Wilson and colleague Dan Lee stressed this message in the CMSWire webinar, “Identify and Simplify the 4 Phases of a Document Lifecycle.” (You can watch the full webinar by clicking the icon at the end of this article.)

“Most companies have document management systems but there are still gaps,” Wilson said. “They are increasingly filled with third-party apps, but that creates headaches for IT and solutions providers. When users start to use these systems you lose control of document content. You can’t wipe data if they leave your organization. They’re leaving the user interface you’ve built for them.” 

Keep Things Internal

Lee, product manager at Accusoft, realizes that some third-party apps can be effective. But keeping things inside an internal network when it comes to document management is the better bet, he said.

Document management usually begins with a document being created or captured in a variety of places. Paper documents can be scanned in from multi-functional printers. Documents can be scanned by desktop scanners. Mobile devices take pictures of documents and bring images into the workflow. Documents could come from social media.

Organizations want to create processes that allow users to easily search and find documents in “a way that makes sense.” They can do so by creating document routing rules based on sources, content and tagging. They can take that content using those rules to route it where it needs to be into the workflow ecosystem. Tagging the content makes it “very helpful’ in this process, Lee said.

Solving the Problem

Some ways to effectively manage documents and seamlessly transfer them into the workflow include:

  1. OCR (Optical Character Recognition): The tech has been around a long time and has gotten much better, Lee said. It’s a key part of document management for a lot of businesses that are still bringing in some kind of paper, he added.
  2. Barcodes: A lot of people think of barcode as the things that come on food cans at the grocery store. But it can also be used for document routing, Lee said. 
  3. Semantic tagging engines: Lee said he sees this as a more common way to organize and connect records and documents into a workflow.
  4. One-off solutions: These can be added into existing platforms via cloud-based RESTful APIs with existing platforms.

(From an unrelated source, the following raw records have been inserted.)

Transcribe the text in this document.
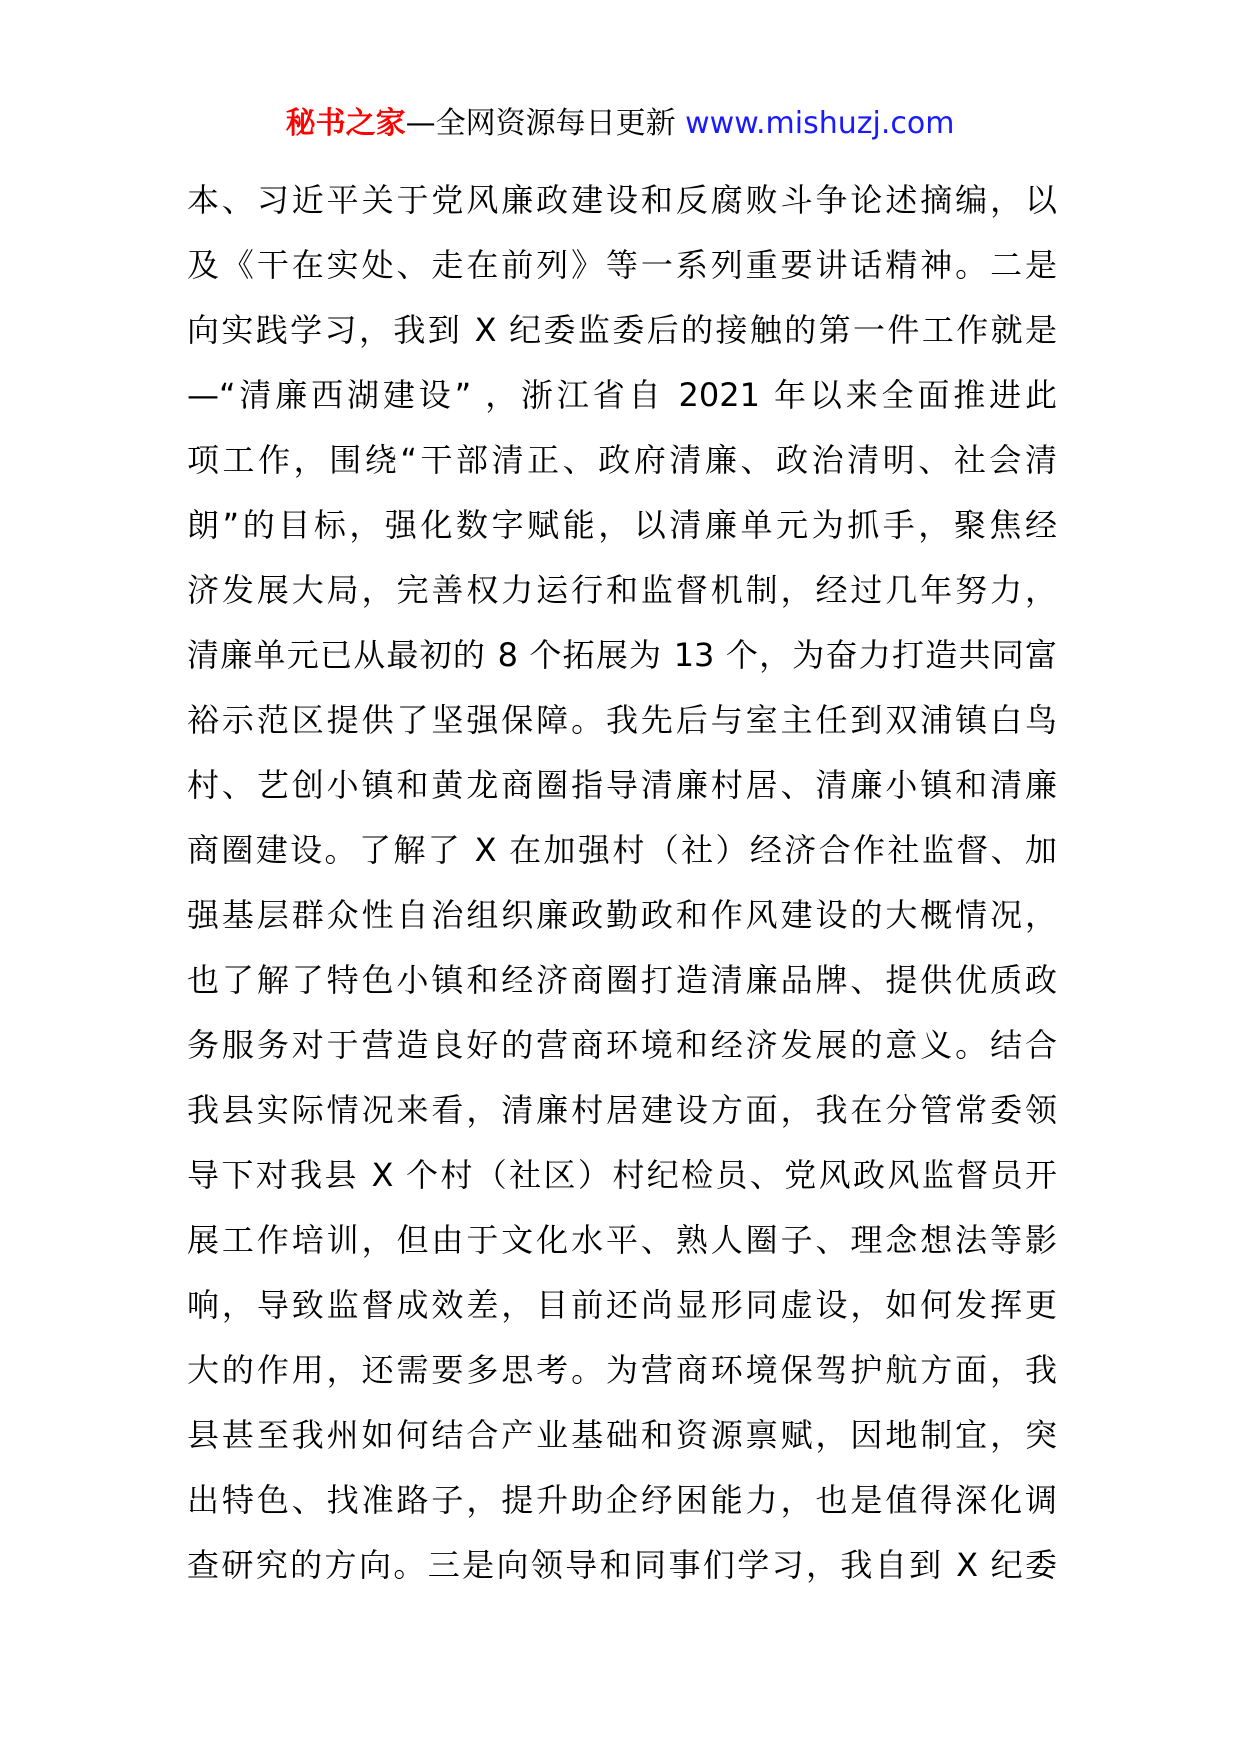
秘书之家—全网资源每日更新 www.mishuzj.com
本、习近平关于党风廉政建设和反腐败斗争论述摘编，以
及《干在实处、走在前列》等一系列重要讲话精神。二是
向实践学习，我到 X 纪委监委后的接触的第一件工作就是
—“清廉西湖建设” ，浙江省自 2021 年以来全面推进此
项工作，围绕“干部清正、政府清廉、政治清明、社会清
朗”的目标，强化数字赋能，以清廉单元为抓手，聚焦经
济发展大局，完善权力运行和监督机制，经过几年努力，
清廉单元已从最初的 8 个拓展为 13 个，为奋力打造共同富
裕示范区提供了坚强保障。我先后与室主任到双浦镇白鸟
村、艺创小镇和黄龙商圈指导清廉村居、清廉小镇和清廉
商圈建设。了解了 X 在加强村（社）经济合作社监督、加
强基层群众性自治组织廉政勤政和作风建设的大概情况，
也了解了特色小镇和经济商圈打造清廉品牌、提供优质政
务服务对于营造良好的营商环境和经济发展的意义。结合
我县实际情况来看，清廉村居建设方面，我在分管常委领
导下对我县 X 个村（社区）村纪检员、党风政风监督员开
展工作培训，但由于文化水平、熟人圈子、理念想法等影
响，导致监督成效差，目前还尚显形同虚设，如何发挥更
大的作用，还需要多思考。为营商环境保驾护航方面，我
县甚至我州如何结合产业基础和资源禀赋，因地制宜，突
出特色、找准路子，提升助企纾困能力，也是值得深化调
查研究的方向。三是向领导和同事们学习，我自到 X 纪委
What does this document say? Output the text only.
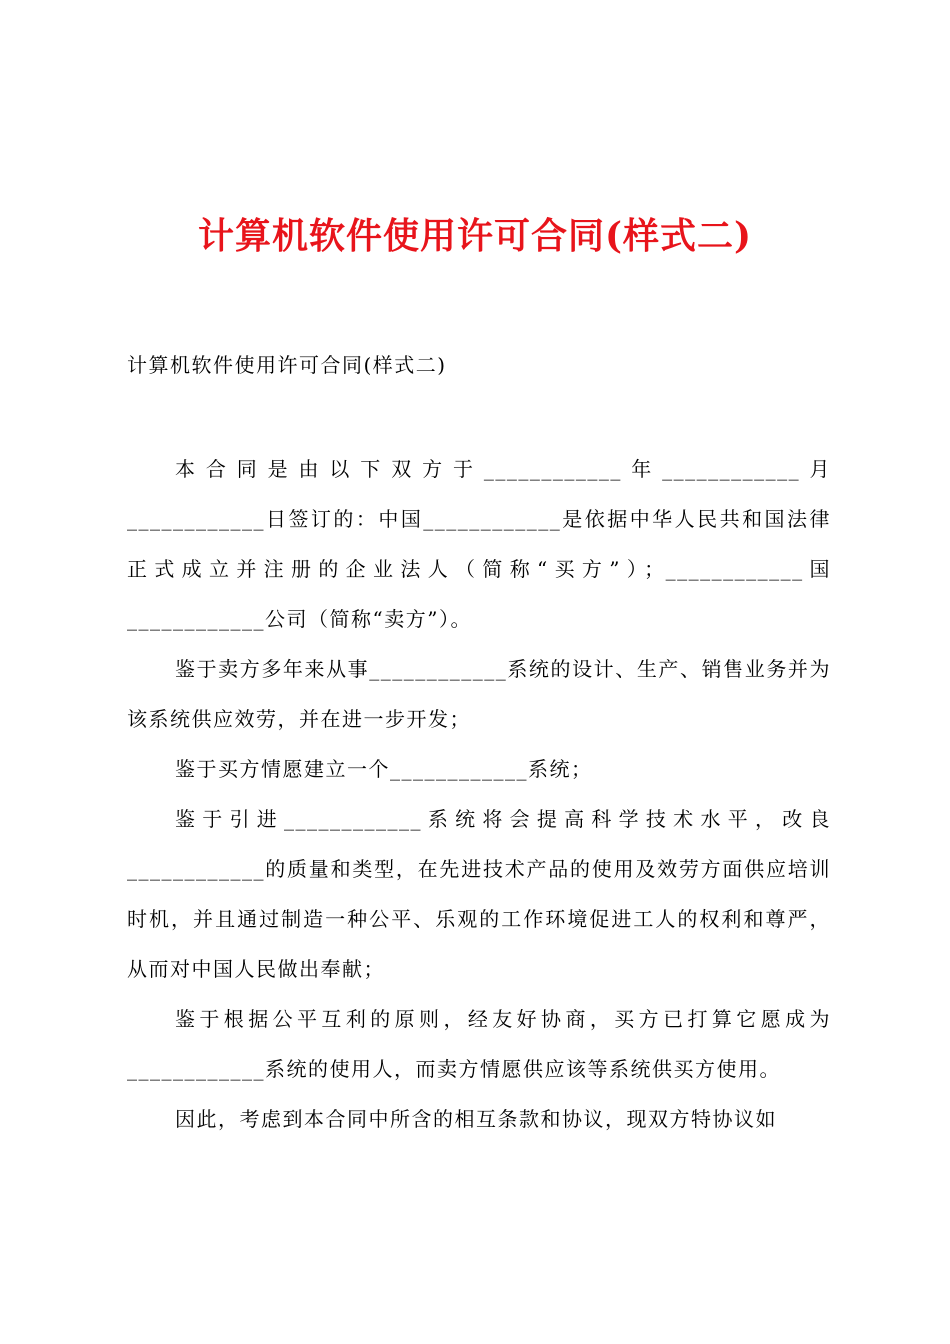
计算机软件使用许可合同(样式二)
计算机软件使用许可合同(样式二)

本合同是由以下双方于____________年____________月____________日签订的：中国____________是依据中华人民共和国法律正式成立并注册的企业法人（简称“买方”）；____________国____________公司（简称“卖方”）。

鉴于卖方多年来从事____________系统的设计、生产、销售业务并为该系统供应效劳，并在进一步开发；

鉴于买方情愿建立一个____________系统；

鉴于引进____________系统将会提高科学技术水平，改良____________的质量和类型，在先进技术产品的使用及效劳方面供应培训时机，并且通过制造一种公平、乐观的工作环境促进工人的权利和尊严，从而对中国人民做出奉献；

鉴于根据公平互利的原则，经友好协商，买方已打算它愿成为____________系统的使用人，而卖方情愿供应该等系统供买方使用。

因此，考虑到本合同中所含的相互条款和协议，现双方特协议如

Keep in mind that something like Google Docs can be great — but you're leaving your organization's island. “You leave your native environment,” Lee said. “We see customers tied into native environments like SharePoint, SugarCRM or Salesforce or directly into their ECM systems. This gives them more control.”

Flexible Environment


Accusoft offers suites like the Accusoft Prizm Content Connect. It helps give users the ability to review and comment on documents, retain control over original documents to make sure you have the latest version, set access rules and provide a consistent customer experience.

“We want to have this integrated into their environments,” Lee said.

Putting workflow and approval steps in place is crucial, Lee added. Who signed it? Who can work on it? Know where the document needs to go next in its journey toward approval.

“This is also important from an archival standpoint,” Lee said. 

End users should operate in an environment that offers a consistent, secure user experience that allows users to collaborate internally and externally.

Essentially, it’s all about the next step in the document lifecycle.

“How do we trigger the next process of the document workflow?” Lee asked. “It’s a very important part of the document workflow problem.”